Sugaring Off

French, Gillian. Sugaring Off. Algonquin, 2022.

Reason read: I needed a book for the Portland Public Library 2024 Reading Challenge and was struggling to find something from the North Star Award nominee list. I am nowhere near being a young adult. Sometimes I wonder if I ever qualify as adult, but that is a whole other story. I found this book and decided it fit.

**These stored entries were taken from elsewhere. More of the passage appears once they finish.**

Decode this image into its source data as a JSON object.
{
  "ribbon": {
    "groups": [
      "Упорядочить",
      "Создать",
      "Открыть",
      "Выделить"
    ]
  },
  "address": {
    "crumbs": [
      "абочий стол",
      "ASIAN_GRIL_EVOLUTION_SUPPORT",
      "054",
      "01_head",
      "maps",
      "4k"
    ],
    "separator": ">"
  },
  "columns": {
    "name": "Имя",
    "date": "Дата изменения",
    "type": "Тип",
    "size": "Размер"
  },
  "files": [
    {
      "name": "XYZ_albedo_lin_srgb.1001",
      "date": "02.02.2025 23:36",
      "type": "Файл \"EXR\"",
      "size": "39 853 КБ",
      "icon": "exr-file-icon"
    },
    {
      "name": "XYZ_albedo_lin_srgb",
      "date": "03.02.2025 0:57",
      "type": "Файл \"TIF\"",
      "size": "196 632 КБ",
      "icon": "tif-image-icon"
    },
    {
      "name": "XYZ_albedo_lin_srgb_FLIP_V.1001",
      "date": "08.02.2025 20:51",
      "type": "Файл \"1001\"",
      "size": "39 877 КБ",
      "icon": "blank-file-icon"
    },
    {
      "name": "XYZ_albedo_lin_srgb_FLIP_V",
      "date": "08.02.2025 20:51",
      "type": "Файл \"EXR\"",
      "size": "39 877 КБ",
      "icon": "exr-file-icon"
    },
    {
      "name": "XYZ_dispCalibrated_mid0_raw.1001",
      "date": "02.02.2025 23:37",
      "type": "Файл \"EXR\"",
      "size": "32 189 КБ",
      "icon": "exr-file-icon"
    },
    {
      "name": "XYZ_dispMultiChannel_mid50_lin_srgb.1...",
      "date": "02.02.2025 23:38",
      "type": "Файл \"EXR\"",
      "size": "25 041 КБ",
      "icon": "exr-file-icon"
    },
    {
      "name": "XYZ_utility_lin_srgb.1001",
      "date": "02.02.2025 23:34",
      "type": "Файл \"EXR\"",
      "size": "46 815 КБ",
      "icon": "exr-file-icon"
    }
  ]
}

The backstory: Joel Dotrice was arrested ten years ago for fracturing his daughter’s skull when she was seven years old. Imagine this – he threw her down the stairs. On purpose. Partially deaf ever since, Rochelle “Owl” Dotrice has lived with her uncle and his wife. They own a maple sugaring farm in the mountains of northern New Hampshire and life seems pretty routine…until the Dotrice family gets notice that dad has made parole and Seth hires a teen named Cody to help with the sugaring.
Whether French was intentional or not, in the beginning of Sugaring Off I felt the story of Owl moved slowly, like cold sap moving through the trunk of a maple tree. As the story heated up, like sap to syrup, it began to flow faster with more flavor and intensity. Having said that, I am not a fan of overly dramatic descriptions of characters or plots. I feel they are ploys to get the reader crack open the book. The inside cover of Sugaring Off describes Cody as “magnetic and dangerous.” Spoiler alert! For the first two thirds of the book Cody is a sullen and silent cigarette-smoking teen who wants nothing more than to stay away from adults and maybe take Owl’s virginity. Oh yeah, she’s attracted to him, too. The real threat seemed to be daddy making parole. Would he come back for revenge? It was Owl’s testimony that put him away.
As an aside, I understand why the parole of Owl’s father was pivotal to the plot, but I felt it was unnecessary trickery in the face of Cody’s mystique. More could have been done to build up Cody’s “dangerous” character because Seth’s outrage about Owl’s relationship with the teen was misplaced. If Seth thought Cody was such a threat, why did he let Owl work so closely with him? What happened to big bad dad? He drifted out of the story as more of Cody’s dark past was revealed. This was written for teens and so I thought like a teen and questioned everything.

Deafening

Itani, Frances. Deafening. New York: Atlantic Monthly Press, 2003.

This story is filled with such tragedy. In Part I Grania O’Neill is just five years old when she loses her hearing after a bout with scarlet fever. Her family is desperate to make her normal, to help her fit in the the hearing world. Her grandmother and sister devote themselves to helping her cope. When it is obvious she can’t, Grania, at nine years old, is sent away to a boarding school for the deaf. Part II covers one year. The year is 1915 and Grania is now 19 and working at Gibson Hospital. She meets and marries a hearing man, Jim Lloyd. In Part III Jim has gone to help in the war effort as a medic. The violence he encounters at this time assaults his senses to the core, but it is the thought of Grania and their love that sustains him. Part IIII (that is deliberate) covers 1917 – 1918. Jim has been gone for two years and Grania remains vigilant for his letters and watchful of the changing war efforts. The book ends with Part V, 1919 and the end of the war.  So much has changed during this time. So many people have died and relationships are forever changed. I won’t spoil the end except to say it was beautifully written. A book I couldn’t put down.

Telling lines, “What she can’t see she can’t be expected to understand” (p 14), “Words fly through the air and fall, static and dead” (p 43), “He had never known a language that so thoroughly encompassed love” (p 132), and “War ground on like the headless, thoughtless monster that could not be stopped” (p 237).

Reason read: October is National Protect Your Hearing Month.

Book trivia: Deafening was written as a tribute to Itani’s grandmother who was became deaf at 18 months.

Author fact: Deafening is Frances Itani’s first book.

BookLust Twist: from More Book Lust in the chapter called “Other Peoples Shoes” (p 182).